While the House can take up USMCA and vote on it as early as next week, it’s more of a challenge for the trade deal to clear the Senate in 2019. Senate Finance Chairman Charles Grassley, R-Iowa, had expressed concern over whether that could happen. A spokesman for Grassley, in an email to DTN, stated a vote this year is unlikely.
“It all depends on when USTR submits text and the House votes. It’s possible, but unlikely, given the calendar. It could happen early in 2020,” Grassley’s spokesman stated.
Agricultural groups have pressed hard to get Congress to commit to the deal. Zippy Duvall, president of the American Farm Bureau Federation, on Tuesday called for swift passage of the trade pact as farmers look for some economic opportunities to boost incomes.
“Agriculture is at a critical crossroads with the downturn in commodity prices, losses from natural disasters and the trade war,” Duvall said. “This is an opportunity for Congress not only to help U.S. farmers and ranchers turn the corner on trade, but also show that Washington can still get things done on a bipartisan basis.”
Duvall added that USMCA ratification “would build on the momentum of the U.S.-Japan agreement,” another recent trade deal that will provide duty parity for the U.S. with some of Japan’s other major trading partners.
Angela Hofmann, co-executive director for Farmer for Free Trade, a coalition put together by agricultural groups, stated the deal reached “is welcome news and relief for American farmers. Now it’s time to get the bill passed before politics can get in the way. Farmers and ranchers will be watching closely to ensure that their members of Congress are standing up for American agriculture.”

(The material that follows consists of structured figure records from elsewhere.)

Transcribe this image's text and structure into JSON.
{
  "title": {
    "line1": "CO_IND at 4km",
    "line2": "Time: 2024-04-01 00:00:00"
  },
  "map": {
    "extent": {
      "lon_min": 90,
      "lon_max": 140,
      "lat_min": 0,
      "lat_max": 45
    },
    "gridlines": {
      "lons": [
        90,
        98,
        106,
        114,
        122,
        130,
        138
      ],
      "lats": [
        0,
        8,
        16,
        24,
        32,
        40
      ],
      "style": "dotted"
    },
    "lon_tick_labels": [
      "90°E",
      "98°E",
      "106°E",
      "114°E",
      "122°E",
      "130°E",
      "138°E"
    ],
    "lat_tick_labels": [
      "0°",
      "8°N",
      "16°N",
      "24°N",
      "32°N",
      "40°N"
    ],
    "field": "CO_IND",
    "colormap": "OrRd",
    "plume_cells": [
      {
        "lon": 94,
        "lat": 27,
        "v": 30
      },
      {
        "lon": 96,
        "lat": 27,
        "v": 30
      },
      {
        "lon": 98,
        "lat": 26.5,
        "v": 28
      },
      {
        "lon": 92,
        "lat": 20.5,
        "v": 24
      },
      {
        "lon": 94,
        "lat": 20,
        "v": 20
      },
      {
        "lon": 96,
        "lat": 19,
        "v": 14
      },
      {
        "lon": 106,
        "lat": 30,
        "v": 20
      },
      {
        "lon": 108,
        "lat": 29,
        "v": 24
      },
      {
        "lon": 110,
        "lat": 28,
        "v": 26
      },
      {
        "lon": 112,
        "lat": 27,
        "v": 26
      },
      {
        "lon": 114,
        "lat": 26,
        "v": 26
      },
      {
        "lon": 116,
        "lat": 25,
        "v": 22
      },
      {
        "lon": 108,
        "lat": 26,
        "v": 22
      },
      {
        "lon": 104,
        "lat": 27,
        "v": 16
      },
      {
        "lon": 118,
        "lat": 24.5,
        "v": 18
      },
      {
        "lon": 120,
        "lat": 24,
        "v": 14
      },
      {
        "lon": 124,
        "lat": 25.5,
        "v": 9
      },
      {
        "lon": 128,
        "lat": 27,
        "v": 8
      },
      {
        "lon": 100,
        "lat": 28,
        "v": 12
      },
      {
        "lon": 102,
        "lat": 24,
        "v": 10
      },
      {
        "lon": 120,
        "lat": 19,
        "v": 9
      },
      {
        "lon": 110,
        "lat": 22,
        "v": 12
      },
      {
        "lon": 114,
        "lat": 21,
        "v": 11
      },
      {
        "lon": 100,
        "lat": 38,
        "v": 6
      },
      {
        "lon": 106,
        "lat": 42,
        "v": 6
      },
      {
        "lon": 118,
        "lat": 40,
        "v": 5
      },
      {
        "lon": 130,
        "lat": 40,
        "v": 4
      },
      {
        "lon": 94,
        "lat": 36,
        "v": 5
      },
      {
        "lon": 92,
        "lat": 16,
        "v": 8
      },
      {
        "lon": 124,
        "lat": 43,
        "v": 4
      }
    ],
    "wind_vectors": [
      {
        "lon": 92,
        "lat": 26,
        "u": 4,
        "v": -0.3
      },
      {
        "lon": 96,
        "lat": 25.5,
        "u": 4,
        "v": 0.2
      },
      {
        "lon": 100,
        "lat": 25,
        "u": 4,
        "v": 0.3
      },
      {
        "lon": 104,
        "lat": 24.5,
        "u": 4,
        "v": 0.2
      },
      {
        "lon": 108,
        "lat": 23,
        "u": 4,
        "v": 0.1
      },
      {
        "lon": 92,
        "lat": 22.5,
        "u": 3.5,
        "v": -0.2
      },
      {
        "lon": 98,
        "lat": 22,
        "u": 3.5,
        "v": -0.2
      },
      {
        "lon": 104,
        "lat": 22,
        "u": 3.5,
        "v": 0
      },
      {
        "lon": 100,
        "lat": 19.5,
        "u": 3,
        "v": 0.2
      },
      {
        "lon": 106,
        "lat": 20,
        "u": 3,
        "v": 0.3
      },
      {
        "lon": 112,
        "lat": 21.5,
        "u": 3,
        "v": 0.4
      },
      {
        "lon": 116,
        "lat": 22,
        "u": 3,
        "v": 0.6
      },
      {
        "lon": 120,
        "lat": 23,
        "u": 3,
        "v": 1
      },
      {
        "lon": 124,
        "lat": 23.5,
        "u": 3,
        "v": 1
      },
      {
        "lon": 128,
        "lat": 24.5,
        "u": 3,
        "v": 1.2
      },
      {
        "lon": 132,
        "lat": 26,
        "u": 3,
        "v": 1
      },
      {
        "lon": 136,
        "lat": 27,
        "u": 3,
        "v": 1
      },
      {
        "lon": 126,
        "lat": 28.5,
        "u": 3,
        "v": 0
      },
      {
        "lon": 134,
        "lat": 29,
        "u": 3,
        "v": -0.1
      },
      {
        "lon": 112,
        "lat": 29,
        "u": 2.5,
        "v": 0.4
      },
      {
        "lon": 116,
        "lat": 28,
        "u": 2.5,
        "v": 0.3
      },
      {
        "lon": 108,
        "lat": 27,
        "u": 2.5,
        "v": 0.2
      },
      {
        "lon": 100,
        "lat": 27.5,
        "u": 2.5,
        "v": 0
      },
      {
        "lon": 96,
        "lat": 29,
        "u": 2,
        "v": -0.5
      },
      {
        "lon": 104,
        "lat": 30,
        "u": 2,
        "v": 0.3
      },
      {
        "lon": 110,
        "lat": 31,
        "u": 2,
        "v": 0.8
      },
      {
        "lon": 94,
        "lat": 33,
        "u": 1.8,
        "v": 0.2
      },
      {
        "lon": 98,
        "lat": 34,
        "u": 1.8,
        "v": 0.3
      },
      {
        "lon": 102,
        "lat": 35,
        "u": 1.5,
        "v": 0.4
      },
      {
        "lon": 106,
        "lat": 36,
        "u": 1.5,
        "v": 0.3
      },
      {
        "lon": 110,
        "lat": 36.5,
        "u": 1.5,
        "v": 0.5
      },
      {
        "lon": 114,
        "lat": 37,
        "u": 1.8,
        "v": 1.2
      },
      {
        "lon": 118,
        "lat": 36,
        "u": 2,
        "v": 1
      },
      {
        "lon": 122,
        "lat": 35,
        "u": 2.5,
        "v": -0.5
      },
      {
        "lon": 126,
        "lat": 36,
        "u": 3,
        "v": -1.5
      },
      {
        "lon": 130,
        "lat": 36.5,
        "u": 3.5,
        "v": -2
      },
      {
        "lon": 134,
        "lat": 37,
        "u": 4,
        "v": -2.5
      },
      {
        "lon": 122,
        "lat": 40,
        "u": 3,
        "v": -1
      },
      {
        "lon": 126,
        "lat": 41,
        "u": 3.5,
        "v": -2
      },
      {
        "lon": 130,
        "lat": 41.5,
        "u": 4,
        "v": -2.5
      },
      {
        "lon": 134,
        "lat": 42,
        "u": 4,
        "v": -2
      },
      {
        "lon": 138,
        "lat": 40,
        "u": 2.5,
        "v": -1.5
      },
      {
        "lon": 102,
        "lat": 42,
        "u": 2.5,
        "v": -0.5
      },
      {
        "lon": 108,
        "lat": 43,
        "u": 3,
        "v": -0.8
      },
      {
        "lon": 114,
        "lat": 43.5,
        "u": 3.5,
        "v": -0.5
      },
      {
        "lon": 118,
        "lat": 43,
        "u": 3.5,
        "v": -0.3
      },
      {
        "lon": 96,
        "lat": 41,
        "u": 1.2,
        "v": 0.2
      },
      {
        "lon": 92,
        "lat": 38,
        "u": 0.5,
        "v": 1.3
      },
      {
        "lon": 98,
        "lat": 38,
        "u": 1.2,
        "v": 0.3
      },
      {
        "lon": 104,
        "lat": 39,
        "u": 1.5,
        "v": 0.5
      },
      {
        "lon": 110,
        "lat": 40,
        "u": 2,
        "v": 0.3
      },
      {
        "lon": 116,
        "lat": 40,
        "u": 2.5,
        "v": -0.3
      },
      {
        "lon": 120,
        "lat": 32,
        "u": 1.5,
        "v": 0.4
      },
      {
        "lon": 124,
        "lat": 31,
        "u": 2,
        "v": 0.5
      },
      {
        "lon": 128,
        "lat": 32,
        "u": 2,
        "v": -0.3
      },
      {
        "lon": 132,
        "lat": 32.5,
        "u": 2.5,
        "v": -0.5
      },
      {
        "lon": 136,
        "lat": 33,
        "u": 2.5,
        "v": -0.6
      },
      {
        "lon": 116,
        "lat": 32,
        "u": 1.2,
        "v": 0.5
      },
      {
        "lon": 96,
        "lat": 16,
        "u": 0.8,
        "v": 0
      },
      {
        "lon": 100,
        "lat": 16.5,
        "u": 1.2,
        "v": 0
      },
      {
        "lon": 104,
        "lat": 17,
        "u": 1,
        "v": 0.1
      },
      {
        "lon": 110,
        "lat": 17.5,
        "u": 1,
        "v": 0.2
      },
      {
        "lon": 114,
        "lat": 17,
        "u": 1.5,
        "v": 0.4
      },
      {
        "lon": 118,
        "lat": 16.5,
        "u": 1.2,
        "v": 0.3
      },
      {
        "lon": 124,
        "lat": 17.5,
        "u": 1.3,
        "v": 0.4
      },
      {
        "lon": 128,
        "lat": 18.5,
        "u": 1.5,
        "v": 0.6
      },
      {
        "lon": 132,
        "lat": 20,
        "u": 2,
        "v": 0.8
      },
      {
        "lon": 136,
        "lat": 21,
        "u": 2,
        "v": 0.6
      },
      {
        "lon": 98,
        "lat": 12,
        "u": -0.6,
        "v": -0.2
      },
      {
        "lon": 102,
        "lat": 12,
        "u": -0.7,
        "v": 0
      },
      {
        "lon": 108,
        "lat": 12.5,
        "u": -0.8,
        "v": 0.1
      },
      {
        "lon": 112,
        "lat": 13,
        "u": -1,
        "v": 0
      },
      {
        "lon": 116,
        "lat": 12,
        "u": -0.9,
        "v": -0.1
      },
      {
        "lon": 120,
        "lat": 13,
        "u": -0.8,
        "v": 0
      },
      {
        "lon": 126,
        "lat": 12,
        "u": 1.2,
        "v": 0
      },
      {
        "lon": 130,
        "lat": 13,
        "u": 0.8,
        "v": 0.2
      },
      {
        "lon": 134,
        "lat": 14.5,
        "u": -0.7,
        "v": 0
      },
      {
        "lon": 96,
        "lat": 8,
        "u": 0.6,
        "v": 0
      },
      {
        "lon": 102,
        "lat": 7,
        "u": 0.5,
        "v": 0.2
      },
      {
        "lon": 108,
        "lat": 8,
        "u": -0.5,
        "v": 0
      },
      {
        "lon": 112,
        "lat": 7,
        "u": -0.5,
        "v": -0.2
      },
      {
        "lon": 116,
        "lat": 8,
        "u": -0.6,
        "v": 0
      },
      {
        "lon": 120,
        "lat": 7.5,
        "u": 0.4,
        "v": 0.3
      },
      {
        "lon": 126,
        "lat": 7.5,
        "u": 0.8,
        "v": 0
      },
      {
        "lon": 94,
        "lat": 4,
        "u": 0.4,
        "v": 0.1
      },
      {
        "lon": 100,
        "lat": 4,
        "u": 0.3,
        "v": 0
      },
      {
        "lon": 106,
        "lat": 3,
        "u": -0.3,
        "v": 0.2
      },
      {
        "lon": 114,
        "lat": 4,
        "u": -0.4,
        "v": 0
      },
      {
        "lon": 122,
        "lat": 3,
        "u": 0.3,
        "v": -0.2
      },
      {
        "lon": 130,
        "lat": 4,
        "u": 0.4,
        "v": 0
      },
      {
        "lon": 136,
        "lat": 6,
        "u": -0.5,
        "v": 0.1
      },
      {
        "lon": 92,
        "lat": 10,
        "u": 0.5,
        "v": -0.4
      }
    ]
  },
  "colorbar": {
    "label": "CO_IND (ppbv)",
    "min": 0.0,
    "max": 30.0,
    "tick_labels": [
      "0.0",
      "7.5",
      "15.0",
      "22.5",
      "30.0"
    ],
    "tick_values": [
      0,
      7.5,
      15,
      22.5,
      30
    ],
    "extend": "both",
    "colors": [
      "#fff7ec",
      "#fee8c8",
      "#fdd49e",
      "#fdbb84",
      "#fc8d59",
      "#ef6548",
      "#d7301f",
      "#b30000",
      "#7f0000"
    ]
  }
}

Iowa farmer Kevin Ross, president of the National Corn Growers Association, said the agreement, and passage, will help farmers close out 2019 with a win for America’s farmers and the U.S. economy.
“NCGA’s top legislative priority in 2019 has been passing USMCA,” Ross said. “Today’s announcement brings us one step closer to ratifying this important agreement and securing the future of our trading relationship with Mexico and Canada, the top export market for U.S. corn farmers. It’s been a brutal year for many farmers who really need the certainty this would provide for agricultural trade.”
The deal is also somewhat of a relief for some Midwest freshmen Democrats in Congress who were feeling pressure from farmer constituents over the long negotiations and impeachment. Rep. Cindy Axne, D-Iowa, for instance, had pushed aggressively on USMCA because her district is heavily agricultural.
“This agreement would provide certainty for farmers and producers by ending the threat of back-and-forth retaliatory tariffs that this administration has pursued. I am thankful that the House Working Group and U.S. Trade Representative Lighthizer worked in good faith and negotiated a better deal for all Americans and did so before the year end,” Axne said.